Dynamic Batching with Tensor Parallelism
For $4,500+ builds with dual RTX 4090 or RTX 6000 Ada: the batch gets split across GPUs. This is the only path to batch 16-32+ without hitting memory limits. Relevant if you're building a small office inference server — overkill for home use.
The "Higher Batch = Always Better" Myth
This idea comes from cloud provider LLM benchmarks. Those benchmarks run on A100s and H100s with 80 GB HBM at batch sizes of 256 or 512. The numbers look impressive. They have nothing to do with your RTX 4070.
Here's what actually happens when you apply that advice to a consumer GPU:
Higher batch improves total throughput, not per-user throughput. If you're the only user, batch 4 doesn't make your experience faster. It just means your GPU could theoretically handle four people at once — at the cost of each person getting slower responses.
GPU utilization graphs can mislead you. An 80% utilization reading doesn't mean the GPU is starved for work and needs a bigger batch to feed it. High utilization can reflect KV cache memory traffic, not compute throughput. Don't chase utilization numbers as a proxy for optimization.
"Set batch_size = 512 for maximum performance" is benchmark advice. On a 12 GB consumer card, batch 512 with any real model triggers OOM in seconds. The advice isn't wrong for an A100 — it's just completely inapplicable to your hardware.
Note
The benchmarks that cloud providers publish for LLM throughput are run at batch sizes and VRAM amounts that no consumer GPU can match. Treat them as reference numbers for the model, not targets for your rig.
Batch Size in Practice — RTX 4070 Serving Mistral 7B Q4_K_M
Real test configuration: RTX 4070 (12 GB GDDR6X), 32 GB DDR5 system RAM, Ollama 0.3.x with llama.cpp backend.
Batch 1 with 4K context: 55 tok/s decode speed, 1.2 GB KV cache, model loads in 3.5 seconds. This is the ideal single-user daily driver configuration. You get full GPU bandwidth, fast responses, and plenty of context headroom.
Batch 4 with 2K context: 85 tok/s total throughput, 21 tok/s per user, 3.1 GB KV cache. This works well for two or three concurrent family members. Response speed is still comfortable for most users — noticeable but not painful.
Batch 8 with 2K context: 9.8 GB total VRAM, 0.3 GB headroom. Technically fits, but crashes under real load. Not recommended on 12 GB cards.

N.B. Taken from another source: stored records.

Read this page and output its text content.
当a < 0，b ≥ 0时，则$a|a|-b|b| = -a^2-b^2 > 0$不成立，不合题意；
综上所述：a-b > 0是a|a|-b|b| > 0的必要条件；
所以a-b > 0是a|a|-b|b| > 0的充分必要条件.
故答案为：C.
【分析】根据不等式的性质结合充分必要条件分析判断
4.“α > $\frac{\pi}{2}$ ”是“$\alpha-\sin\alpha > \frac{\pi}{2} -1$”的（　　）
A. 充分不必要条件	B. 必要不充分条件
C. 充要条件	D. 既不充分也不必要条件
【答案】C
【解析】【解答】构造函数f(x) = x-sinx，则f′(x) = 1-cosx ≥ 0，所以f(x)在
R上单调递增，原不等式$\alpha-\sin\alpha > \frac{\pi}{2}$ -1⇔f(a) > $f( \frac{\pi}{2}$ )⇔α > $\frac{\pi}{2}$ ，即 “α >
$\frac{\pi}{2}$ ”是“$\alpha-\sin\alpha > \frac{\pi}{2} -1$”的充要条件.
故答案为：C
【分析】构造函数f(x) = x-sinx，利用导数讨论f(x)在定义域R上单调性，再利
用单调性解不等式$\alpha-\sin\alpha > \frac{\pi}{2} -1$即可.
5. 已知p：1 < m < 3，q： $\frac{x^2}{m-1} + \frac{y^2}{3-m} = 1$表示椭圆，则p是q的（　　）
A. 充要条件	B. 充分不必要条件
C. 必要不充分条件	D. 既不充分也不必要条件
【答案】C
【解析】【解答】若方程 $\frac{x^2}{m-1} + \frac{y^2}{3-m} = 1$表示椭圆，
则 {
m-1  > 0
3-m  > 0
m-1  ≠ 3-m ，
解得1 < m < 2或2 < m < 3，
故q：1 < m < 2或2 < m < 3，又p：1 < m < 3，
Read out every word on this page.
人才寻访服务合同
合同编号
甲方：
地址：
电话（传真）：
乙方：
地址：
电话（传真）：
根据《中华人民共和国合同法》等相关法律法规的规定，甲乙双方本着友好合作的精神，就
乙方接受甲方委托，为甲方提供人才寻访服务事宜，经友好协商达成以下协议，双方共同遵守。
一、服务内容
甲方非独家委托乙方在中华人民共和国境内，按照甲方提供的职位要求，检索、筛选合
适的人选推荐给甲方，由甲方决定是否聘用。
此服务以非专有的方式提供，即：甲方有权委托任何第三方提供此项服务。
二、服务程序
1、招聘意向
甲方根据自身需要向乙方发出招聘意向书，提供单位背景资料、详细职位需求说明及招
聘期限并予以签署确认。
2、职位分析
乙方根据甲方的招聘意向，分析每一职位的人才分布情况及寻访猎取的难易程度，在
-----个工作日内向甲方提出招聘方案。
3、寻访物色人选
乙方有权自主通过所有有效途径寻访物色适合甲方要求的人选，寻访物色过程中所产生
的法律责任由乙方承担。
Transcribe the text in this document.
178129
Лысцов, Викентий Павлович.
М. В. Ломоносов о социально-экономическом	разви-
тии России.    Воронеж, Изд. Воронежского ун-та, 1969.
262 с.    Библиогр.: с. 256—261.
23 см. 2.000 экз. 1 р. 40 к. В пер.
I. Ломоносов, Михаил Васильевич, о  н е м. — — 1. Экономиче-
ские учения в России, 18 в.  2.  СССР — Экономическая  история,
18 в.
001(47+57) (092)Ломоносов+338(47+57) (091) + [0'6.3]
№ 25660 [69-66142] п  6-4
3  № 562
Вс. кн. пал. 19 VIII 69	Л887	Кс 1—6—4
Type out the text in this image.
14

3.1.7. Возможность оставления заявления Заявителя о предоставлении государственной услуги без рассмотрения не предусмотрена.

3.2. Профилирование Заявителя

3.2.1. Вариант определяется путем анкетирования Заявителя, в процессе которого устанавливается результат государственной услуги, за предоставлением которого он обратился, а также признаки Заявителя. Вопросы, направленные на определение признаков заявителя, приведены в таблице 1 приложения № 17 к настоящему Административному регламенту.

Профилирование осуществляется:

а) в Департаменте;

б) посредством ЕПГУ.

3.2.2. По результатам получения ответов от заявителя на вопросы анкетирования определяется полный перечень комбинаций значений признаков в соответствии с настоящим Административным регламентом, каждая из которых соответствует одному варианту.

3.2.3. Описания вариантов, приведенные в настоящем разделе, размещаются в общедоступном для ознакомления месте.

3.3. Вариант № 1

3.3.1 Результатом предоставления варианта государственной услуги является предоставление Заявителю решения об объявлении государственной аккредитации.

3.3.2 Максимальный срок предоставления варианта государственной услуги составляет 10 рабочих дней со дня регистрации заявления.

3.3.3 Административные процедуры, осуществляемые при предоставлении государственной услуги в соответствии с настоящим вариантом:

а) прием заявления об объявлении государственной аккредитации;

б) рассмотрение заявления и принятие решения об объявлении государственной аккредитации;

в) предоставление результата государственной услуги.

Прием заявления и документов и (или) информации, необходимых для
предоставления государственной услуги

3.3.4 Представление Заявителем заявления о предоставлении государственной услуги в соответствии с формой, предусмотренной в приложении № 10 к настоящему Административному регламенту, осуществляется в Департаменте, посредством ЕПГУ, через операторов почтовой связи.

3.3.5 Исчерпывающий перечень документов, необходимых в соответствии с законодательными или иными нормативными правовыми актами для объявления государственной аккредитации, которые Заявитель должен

To set this in Ollama, use the --num-parallel flag:
OLLAMA_NUM_PARALLEL=4 ollama serve
Monitor VRAM in real time while you test:
watch -n 1 nvidia-smi
Start at --num-parallel 1, bump to 2 once you have a second user, and watch the VRAM counter before committing to batch 4.
Tip
If your VRAM headroom drops below 1 GB during generation, step back to a lower batch size or reduce context length. The crash risk isn't worth the marginal throughput gain.
Batch Size Targets by Budget Tier
Users
Single user only
2-3 concurrent
Small team server $1,200 tier: The RTX 3060 12 GB and RTX 4060 8 GB are single-user cards, full stop. Batch 1 maximizes your response speed. Batch 2 is fine if two people occasionally overlap, but don't treat these as home server GPUs.
$2,000 tier: The RTX 4070 Ti's 16 GB unlocks batch 4 at full 4K-8K context without sweating the VRAM math. The RTX 4070 Super at 12 GB operates the same as the 3060 for multi-user purposes — batch 2-3 at reduced context.
$4,500+ tier: The RTX 4090's 24 GB gives you real headroom for batch 8-16 with continuous batching. This is the first tier where running a small team inference server makes practical sense without GPU offload compromises.
Related Concepts
Understanding batch size fully means knowing what feeds into it:
- VRAM — the hard ceiling. Batch size can never push your KV cache beyond available VRAM.
- Context length — directly multiplies KV cache cost per batch slot. Longer context at the same batch = more VRAM consumed.
- Quantization — lower bit depth shrinks the model, freeing VRAM for larger batches. Running Q4_K_M instead of Q8 can open up an extra batch slot or two on 12 GB cards.
- Inference throughput — the tok/s metric batch size is trying to maximize. Track both total tok/s and per-user tok/s separately — they move in opposite directions as batch grows.